In the studio, it required a similar approach. “Stevie was fast. The music he’d pick up instantly: you play it down one time and that’s enough. But in order to get him the lyrics – he couldn’t read ’em – we had to figure out a way. I used to sing all the demos, I used to try to sing them real good so he’d have something to beat out. That’s the way he got a lot of songs.” Wonder used to take the demos home, he added.
But if Wonder hadn’t learned all the lyrics, there was an alternative. “I had to give them to him as he sang,” said Paul, who arranged for a microphone to feed through a tape recorder into one of the singer’s earphones. Paul whispered the lyrics a line or two ahead, while in Wonder’s other earphone was the instrumental track to which he sang.
Wonder’s tutor, Ted Hull, elaborated on this in his insightful book, The Wonder Years. “Shortly after I came on the scene, Motown’s brilliant engineer Mike McLean devised a wiring system that allowed Clarence to stay in the control booth and still coach Stevie through his earphones. This significantly improved recording quality and speeded production.”
Paul recalled for me that the musicians on “Blowin’ In The Wind” were “the regular guys at Motown,” that is, James Jamerson on bass, Benny Benjamin on drums, Earl Van Dyke on piano, and Robert White and Joe Messina on guitars. The final result, combining track and vocals, was pressed into Wonder’s sixth album, Up-Tight Everything’s Alright, which was released on May 4, 1966. When his first single of the year, “Nothing’s Too Good For My Baby,” burned out faster than expected, radio was drawn to the album’s Dylan song. “I think some disc jockeys started playing it,” said Paul, “and Motown decided to release it as a single.”
The record’s Top 10 success that summer was satisfying enough, but Wonder has kept the song, and its message, in his concert setlist for more than 50 years. It was part of his Copacabana repertoire in 1970, and figured in his Carnegie Hall performance in 1973 alongside the likes of “Superstition.” Also powerful was the version he performed with Glen Campbell on the latter’s TV series in 1969.
During a blue-chip tribute to Bob Dylan at Madison Square Garden in 1992, Wonder made an unannounced appearance and contributed “Blowin’ In The Wind,” of course. “From a slightly rocking beat to a gospel dialogue to the singer’s trademark colourings, everything glistened,” wrote one reviewer.
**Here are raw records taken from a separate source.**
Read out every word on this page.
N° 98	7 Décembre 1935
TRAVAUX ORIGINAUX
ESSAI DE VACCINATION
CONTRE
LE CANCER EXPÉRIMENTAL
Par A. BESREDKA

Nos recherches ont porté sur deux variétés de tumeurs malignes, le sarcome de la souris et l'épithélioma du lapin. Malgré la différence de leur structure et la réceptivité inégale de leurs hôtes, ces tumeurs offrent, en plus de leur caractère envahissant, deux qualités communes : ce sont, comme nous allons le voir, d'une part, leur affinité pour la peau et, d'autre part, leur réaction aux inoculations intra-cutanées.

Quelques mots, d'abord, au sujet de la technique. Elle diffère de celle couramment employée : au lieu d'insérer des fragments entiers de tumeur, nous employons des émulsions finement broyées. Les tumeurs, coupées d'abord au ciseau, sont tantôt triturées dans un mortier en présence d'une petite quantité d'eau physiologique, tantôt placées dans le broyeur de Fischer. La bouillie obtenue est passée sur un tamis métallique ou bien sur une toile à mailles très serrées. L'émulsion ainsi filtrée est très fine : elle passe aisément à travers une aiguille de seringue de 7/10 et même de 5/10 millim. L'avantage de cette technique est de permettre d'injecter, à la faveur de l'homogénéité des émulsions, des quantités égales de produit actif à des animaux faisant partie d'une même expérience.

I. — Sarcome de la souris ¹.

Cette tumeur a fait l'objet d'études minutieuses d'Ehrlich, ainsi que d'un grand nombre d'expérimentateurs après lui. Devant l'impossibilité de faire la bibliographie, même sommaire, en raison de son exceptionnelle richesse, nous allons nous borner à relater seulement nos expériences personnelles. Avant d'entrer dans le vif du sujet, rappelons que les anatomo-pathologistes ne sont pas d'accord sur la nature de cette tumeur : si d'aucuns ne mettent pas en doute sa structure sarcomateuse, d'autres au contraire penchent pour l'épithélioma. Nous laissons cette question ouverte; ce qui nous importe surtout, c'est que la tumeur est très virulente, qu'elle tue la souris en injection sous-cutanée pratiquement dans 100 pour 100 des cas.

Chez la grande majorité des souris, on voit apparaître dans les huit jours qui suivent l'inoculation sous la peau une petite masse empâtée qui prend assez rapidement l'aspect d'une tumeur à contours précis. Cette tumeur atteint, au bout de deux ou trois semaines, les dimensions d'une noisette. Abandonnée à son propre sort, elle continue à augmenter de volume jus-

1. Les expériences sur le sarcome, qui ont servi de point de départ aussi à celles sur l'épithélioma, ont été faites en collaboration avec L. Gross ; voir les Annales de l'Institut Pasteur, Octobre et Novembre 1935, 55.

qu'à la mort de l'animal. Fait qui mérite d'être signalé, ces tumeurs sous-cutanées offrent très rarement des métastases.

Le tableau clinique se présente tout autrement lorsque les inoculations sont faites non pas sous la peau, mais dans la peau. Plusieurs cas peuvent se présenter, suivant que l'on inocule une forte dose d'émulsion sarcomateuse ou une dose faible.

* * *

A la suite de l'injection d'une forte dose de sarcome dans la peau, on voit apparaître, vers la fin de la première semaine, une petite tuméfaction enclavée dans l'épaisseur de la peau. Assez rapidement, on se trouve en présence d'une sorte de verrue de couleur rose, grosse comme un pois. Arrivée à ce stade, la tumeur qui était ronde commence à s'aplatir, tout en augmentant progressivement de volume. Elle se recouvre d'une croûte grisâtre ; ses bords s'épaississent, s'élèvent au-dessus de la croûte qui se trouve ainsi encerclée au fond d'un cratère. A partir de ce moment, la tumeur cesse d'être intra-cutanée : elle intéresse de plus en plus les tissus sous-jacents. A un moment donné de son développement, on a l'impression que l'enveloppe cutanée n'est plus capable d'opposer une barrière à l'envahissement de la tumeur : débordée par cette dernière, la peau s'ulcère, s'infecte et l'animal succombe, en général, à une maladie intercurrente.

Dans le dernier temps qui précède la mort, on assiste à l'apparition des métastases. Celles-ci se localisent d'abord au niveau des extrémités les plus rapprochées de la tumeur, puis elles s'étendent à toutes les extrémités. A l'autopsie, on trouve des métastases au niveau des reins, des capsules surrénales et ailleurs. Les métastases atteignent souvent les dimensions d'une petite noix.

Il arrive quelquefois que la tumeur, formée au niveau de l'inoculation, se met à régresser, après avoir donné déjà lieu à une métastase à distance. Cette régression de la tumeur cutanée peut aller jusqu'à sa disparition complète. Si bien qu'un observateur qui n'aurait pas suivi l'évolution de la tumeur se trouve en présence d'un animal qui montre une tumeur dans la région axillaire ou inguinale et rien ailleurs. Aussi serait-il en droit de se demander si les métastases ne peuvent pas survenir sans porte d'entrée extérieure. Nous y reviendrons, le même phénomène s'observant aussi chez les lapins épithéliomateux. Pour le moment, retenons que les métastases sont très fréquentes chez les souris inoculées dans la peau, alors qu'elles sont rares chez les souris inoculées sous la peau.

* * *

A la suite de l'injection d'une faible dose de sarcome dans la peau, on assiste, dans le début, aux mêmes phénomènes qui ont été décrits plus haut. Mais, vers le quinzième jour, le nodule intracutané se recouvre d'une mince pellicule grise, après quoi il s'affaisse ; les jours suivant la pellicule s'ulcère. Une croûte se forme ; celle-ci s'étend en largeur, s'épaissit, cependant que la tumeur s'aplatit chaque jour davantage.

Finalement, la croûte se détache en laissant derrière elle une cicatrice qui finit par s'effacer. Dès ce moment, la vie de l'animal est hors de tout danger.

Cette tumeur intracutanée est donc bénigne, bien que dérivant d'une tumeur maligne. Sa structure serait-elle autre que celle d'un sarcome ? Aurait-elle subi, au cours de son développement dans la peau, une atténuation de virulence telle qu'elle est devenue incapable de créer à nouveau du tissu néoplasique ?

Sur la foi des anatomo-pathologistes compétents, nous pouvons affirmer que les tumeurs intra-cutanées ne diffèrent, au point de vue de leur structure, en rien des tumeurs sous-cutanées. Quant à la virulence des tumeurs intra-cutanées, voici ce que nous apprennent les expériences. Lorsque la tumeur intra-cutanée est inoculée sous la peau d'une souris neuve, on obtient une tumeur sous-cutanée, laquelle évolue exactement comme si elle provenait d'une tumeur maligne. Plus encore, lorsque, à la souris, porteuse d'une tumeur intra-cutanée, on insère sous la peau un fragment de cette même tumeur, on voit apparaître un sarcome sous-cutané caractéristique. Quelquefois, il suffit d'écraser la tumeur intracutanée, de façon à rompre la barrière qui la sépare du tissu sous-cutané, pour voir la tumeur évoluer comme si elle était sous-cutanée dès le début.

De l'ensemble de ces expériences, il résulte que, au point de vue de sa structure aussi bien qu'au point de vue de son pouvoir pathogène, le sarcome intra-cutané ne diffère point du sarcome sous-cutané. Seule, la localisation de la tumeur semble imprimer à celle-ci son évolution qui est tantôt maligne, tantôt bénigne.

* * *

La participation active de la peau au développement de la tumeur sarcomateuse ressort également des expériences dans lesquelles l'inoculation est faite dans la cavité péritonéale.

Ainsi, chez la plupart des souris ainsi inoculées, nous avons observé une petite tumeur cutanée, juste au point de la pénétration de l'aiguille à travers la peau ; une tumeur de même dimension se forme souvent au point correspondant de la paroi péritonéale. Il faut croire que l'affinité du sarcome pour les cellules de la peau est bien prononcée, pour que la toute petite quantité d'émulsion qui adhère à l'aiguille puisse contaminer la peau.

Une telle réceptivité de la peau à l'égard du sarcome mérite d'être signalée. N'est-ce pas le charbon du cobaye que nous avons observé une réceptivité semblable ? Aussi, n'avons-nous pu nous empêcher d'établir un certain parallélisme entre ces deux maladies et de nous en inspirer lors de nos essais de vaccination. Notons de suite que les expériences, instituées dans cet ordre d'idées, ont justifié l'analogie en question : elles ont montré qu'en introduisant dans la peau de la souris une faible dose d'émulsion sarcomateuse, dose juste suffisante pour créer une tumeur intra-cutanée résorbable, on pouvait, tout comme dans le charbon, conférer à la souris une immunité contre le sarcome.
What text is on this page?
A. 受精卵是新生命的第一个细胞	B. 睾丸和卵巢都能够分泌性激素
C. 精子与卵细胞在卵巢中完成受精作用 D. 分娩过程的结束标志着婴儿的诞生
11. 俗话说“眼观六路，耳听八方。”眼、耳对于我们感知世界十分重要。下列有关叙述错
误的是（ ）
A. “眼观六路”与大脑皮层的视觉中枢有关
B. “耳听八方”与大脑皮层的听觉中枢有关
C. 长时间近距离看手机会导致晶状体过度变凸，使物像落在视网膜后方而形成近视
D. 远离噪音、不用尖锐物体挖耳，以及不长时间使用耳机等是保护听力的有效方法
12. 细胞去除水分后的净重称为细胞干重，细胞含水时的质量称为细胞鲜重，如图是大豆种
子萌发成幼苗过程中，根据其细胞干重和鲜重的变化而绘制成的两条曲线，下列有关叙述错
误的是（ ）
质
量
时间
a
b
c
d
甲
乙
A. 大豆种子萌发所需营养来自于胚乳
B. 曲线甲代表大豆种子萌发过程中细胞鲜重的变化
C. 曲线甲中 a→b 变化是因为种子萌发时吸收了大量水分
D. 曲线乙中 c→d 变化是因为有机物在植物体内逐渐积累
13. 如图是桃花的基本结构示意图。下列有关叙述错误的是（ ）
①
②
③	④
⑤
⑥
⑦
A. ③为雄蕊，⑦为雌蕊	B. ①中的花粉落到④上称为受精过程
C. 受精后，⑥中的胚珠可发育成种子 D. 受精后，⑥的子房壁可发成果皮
And the song’s most recent appearance in his setlist? His September 2018 concert in Springfield, Massachusetts.
For Wonder, it seems the “Wind” still glistens.
Photo notes: pictured above, behind Stevie Wonder and Clarence Paul, are (left to right) Motown musicians Larry Veeder, Benny Benjamin, James Jamerson and Mike Terry.
Music notes: both of Stevie’s studio recordings of “Blowin’ In The Wind” can be heard on digital streaming services; so can in-concert versions from as far apart as Tokyo and Detroit. An early Stevie/Clarence combination, “Little Water Boy,” is included in The Complete Motown Singles, Volume 2: 1962, while their previously-unavailable studio duets, “About My Baby” and “Funny (How Time Slips Away),” can be found on Motown Unreleased 1965.